The three-term Democrat told members of the House and Senate that serving in the governor’s office had been his “life’s honor.”
“Man, I do love this state,” he said in the speech delivered in the House chamber. “In this moment, I see a state that is evergreen and ever going forward.”
Inslee will hand the gubernatorial baton to Democrat Bob Ferguson on Wednesday, exiting the political stage onto which he first strode as a state lawmaker 35 years ago.
Mostly unknown outside the state in two tours in Congress, Inslee constructed a national profile as Washington’s 23rd governor on the strength of his boundless energy as a climate warrior and snappy jabs at Republicans.
He fired such a verbal arrow Tuesday at incoming Republican president Donald Trump, with whom Inslee tangled in the president’s first term.
“Our state will work with anyone on policies that are positive for Washington. But we will not bend the knee to a would-be authoritarian’s worst impulses,” Inslee said.
The remark incited a half-dozen GOP lawmakers to walk out.
House Minority Leader Drew Stokesbary, R-Auburn, said afterward that he thought the governor knew his comment would get that reaction.
Rep. Chris Corry, R-Yakima, and Rep. Jim Walsh, R-Aberdeen, who is also the chairman of the state Republican Party, were among those who left the House floor after the comment.
“I wasn’t going to listen to the man who was the last to give up emergency powers in the nation, and fought any legislative checks on his power, make false inflammatory claims about our incoming President,” Corry posted on the social media site X.
Inslee referenced some of the tragedies in his tenure.
In 2013, the Interstate 5 bridge over the Skagit River collapsed, dumping vehicles and people into the water, after a truck carrying an oversized load hit the structure. A year later, a massive landslide east of Oso in Snohomish County killed 43 people. And Washington suffered damaging and deadly wildfires in Twisp and Malden.
What was believed to be the first COVID-19 death in the nation occurred in Snohomish County in February 2020. Inslee, in an effort to prevent the spread of the coronavirus, used his emergency powers to mandate the wearing of masks, shut down schools and businesses, limit how many people could gather together in churches, and eventually require state employees to be vaccinated.
Republicans accused him of overreach. But Inslee said the actions led to fewer people dying from the disease in Washington compared to other states.
“If the rest of the country had adopted our approach to the pandemic, close to half a million lives would have been saved across America,” he said Tuesday.
The state of the state
Inslee devoted much of his speech to cataloging his proudest accomplishments: a climate law that requires companies to pay for their air pollution, a capital gains tax, paid family leave, the working families tax credit, a ban on semiautomatic guns, abortion rights protections, and added support for early childhood education.
He said the work was full of “tremendous milestones” and pressed lawmakers and his successor to protect that progress as they wrangle over how to solve a sizable budget shortfall.

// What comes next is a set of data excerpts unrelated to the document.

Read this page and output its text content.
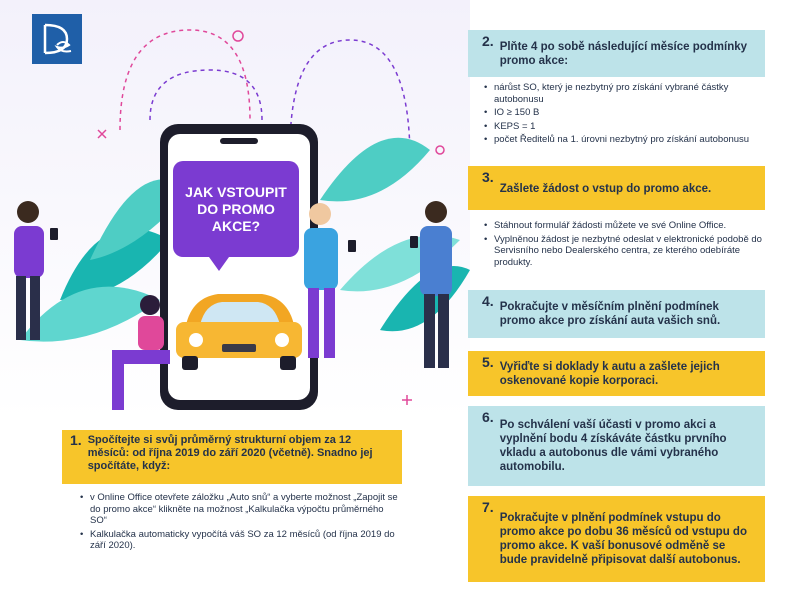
JAK VSTOUPIT DO PROMO AKCE?
2. Plňte 4 po sobě následující měsíce podmínky promo akce:
• nárůst SO, který je nezbytný pro získání vybrané částky autobonusu
• IO ≥ 150 B
• KEPS = 1
• počet Ředitelů na 1. úrovni nezbytný pro získání autobonusu
3.
Zašlete žádost o vstup do promo akce.
• Stáhnout formulář žádosti můžete ve své Online Office.
• Vyplněnou žádost je nezbytné odeslat v elektronické podobě do Servisního nebo Dealerského centra, ze kterého odebíráte produkty.
4. Pokračujte v měsíčním plnění podmínek promo akce pro získání auta vašich snů.
5. Vyřiďte si doklady k autu a zašlete jejich oskenované kopie korporaci.
6. Po schválení vaší účasti v promo akci a vyplnění bodu 4 získáváte částku prvního vkladu a autobonus dle vámi vybraného automobilu.
7.
Pokračujte v plnění podmínek vstupu do promo akce po dobu 36 měsíců od vstupu do promo akce. K vaší bonusové odměně se bude pravidelně připisovat další autobonus.
1. Spočítejte si svůj průměrný strukturní objem za 12 měsíců: od října 2019 do září 2020 (včetně). Snadno jej spočítáte, když:
• v Online Office otevřete záložku „Auto snů“ a vyberte možnost „Zapojit se do promo akce“ klikněte na možnost „Kalkulačka výpočtu průměrného SO“
• Kalkulačka automaticky vypočítá váš SO za 12 měsíců (od října 2019 do září 2020).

“In 12 years, we have built a strong engine of increasing justice and increasing health for our residents. We can’t knock it off the tracks just as we’ve started rolling forward,” he said.

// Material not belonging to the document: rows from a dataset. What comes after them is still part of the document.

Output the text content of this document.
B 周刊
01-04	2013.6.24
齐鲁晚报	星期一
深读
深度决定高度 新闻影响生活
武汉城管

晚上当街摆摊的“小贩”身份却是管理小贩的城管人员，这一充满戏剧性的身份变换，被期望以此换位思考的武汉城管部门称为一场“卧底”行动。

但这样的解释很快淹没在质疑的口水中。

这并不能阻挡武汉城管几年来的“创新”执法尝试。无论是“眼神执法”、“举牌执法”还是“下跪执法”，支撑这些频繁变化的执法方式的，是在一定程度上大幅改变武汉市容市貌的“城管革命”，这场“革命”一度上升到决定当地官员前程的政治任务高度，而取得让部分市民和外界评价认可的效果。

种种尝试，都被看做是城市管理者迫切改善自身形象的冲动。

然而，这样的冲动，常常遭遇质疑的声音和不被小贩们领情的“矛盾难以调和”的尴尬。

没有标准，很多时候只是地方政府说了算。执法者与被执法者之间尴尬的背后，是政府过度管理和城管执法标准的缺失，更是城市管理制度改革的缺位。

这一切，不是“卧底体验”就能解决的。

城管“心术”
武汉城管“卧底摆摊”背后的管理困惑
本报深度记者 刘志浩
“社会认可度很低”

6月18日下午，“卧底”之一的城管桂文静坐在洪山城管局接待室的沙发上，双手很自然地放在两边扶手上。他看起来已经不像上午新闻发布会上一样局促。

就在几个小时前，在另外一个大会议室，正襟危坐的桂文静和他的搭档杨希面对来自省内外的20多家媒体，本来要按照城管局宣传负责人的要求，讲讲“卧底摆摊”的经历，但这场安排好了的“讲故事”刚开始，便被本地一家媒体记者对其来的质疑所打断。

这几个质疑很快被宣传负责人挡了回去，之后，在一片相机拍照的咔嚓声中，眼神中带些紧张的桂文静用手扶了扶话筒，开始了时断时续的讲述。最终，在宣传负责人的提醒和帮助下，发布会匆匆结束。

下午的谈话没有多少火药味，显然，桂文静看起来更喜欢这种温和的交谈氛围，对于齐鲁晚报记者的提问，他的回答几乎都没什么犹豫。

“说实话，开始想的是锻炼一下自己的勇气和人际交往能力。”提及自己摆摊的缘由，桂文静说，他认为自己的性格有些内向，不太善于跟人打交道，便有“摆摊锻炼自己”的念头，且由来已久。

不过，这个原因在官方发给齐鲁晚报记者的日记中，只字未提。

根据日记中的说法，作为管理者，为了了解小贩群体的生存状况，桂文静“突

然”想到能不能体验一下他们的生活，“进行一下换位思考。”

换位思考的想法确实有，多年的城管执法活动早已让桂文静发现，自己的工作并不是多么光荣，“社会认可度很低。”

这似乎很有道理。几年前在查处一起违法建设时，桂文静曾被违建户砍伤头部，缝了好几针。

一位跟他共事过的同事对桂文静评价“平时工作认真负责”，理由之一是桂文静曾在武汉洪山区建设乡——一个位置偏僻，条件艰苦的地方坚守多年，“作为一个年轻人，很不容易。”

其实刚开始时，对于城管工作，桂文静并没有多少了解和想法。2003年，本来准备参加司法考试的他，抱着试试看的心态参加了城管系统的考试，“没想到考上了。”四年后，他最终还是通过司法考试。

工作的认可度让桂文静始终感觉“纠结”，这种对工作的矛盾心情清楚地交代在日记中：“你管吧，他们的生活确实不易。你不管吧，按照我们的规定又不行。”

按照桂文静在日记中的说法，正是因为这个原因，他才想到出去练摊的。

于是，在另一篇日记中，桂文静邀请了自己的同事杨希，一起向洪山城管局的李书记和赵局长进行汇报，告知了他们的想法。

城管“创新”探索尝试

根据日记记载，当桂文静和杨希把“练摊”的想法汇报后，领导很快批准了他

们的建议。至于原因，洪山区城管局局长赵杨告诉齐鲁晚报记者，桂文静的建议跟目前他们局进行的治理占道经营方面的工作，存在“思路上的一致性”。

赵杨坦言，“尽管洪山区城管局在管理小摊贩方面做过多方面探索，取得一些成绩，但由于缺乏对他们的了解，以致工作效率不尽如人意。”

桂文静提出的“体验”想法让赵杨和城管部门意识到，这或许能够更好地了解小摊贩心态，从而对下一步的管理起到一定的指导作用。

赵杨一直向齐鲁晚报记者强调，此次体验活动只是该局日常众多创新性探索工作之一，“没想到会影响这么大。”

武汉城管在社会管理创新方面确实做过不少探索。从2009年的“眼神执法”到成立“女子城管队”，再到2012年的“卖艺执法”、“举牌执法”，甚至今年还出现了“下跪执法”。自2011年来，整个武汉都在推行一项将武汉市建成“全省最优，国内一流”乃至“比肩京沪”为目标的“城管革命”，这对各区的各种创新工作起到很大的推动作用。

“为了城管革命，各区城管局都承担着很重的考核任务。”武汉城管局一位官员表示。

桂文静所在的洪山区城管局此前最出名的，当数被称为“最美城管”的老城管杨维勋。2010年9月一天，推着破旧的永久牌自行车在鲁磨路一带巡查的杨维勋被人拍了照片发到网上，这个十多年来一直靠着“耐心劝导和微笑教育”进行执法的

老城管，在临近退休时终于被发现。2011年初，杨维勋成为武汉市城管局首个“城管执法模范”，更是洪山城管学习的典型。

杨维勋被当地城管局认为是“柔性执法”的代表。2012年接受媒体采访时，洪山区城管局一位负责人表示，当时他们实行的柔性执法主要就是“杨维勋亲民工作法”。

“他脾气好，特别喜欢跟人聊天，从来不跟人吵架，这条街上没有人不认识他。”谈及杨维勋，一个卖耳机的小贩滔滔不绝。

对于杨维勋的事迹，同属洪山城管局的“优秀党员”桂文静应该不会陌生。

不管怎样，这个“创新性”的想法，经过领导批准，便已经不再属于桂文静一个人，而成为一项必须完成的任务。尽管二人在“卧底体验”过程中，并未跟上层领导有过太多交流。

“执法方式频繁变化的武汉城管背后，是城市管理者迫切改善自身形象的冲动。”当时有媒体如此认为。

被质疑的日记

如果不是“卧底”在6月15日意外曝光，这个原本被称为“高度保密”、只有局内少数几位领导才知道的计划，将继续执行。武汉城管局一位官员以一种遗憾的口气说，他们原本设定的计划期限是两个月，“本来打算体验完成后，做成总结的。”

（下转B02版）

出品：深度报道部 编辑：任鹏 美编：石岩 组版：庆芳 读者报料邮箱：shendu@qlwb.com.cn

Inslee noted the budget he proposed in December contained $2 billion in reductions. “Pruning significantly more than that I would consider a slide back,” he said, a veiled jab at Ferguson’s call last week for $4 billion in additional reductions.

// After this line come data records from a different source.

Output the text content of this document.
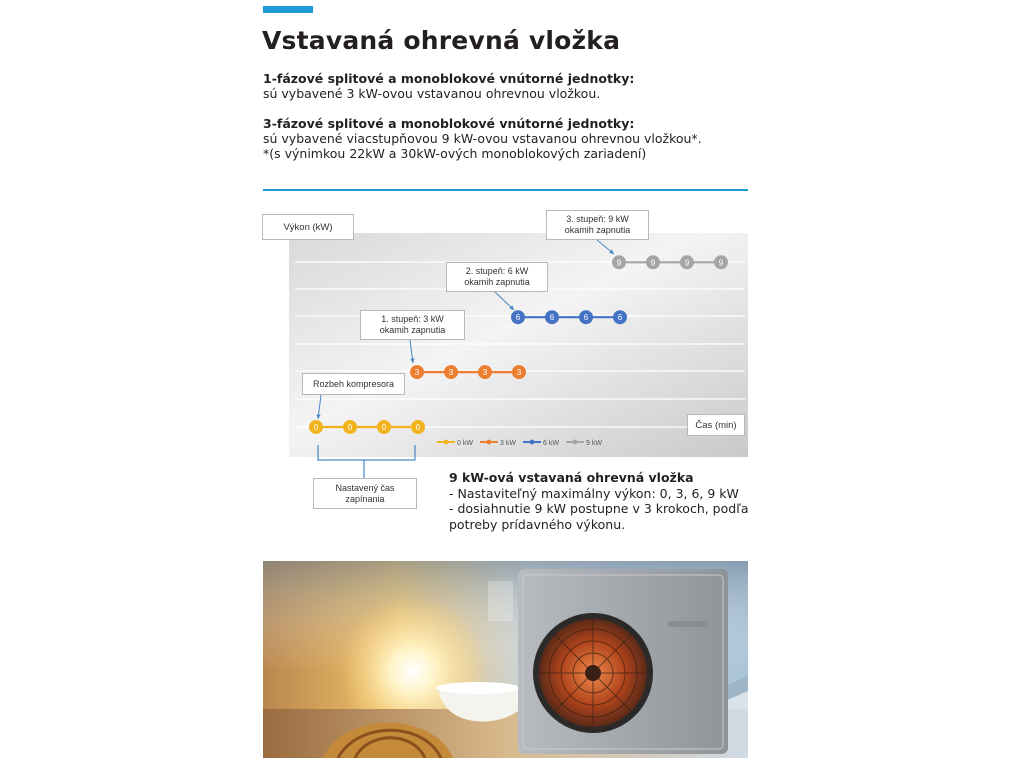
Vstavaná ohrevná vložka
1-fázové splitové a monoblokové vnútorné jednotky:
sú vybavené 3 kW-ovou vstavanou ohrevnou vložkou.
3-fázové splitové a monoblokové vnútorné jednotky:
sú vybavené viacstupňovou 9 kW-ovou vstavanou ohrevnou vložkou*.
*(s výnimkou 22kW a 30kW-ových monoblokových zariadení)
0	0	0	0
3	3	3	3
6	6	6	6
9	9	9	9
0 kW	3 kW	6 kW	9 kW
Výkon (kW)
Čas (min)
Rozbeh kompresora
1. stupeň: 3 kW
okamih zapnutia
2. stupeň: 6 kW
okamih zapnutia
3. stupeň: 9 kW
okamih zapnutia
Nastavený čas
zapínania
9 kW-ová vstavaná ohrevná vložka
- Nastaviteľný maximálny výkon: 0, 3, 6, 9 kW
- dosiahnutie 9 kW postupne v 3 krokoch, podľa
potreby prídavného výkonu.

Inslee’s spending plan counted on billions of dollars from a new tax on the state’s wealthiest residents. Ferguson voiced skepticism that the “wealth tax” — envisioned as a 1% tax on an individual’s wealth above $100 million — can be relied on to balance the budget.
In his speech, Inslee encouraged legislators to keep an open mind as they consider the best path forward.
“There are influential people and organizations that have your phone numbers, who are going to work those contacts hard this session,” he said. “Before you take that vote, I hope you think about the voiceless — the Washingtonians who don’t have your cell numbers.”
Stokesbary, meanwhile, found Inslee’s speech a little too rosy.
“I wish I could live in Jay Inslee’s Washington. In the real Washington we’ve got a lot of problems,” he said, reeling off concerns such as high prices for gas, groceries and housing and public safety problems. “He didn’t address any of those which was really disappointing.”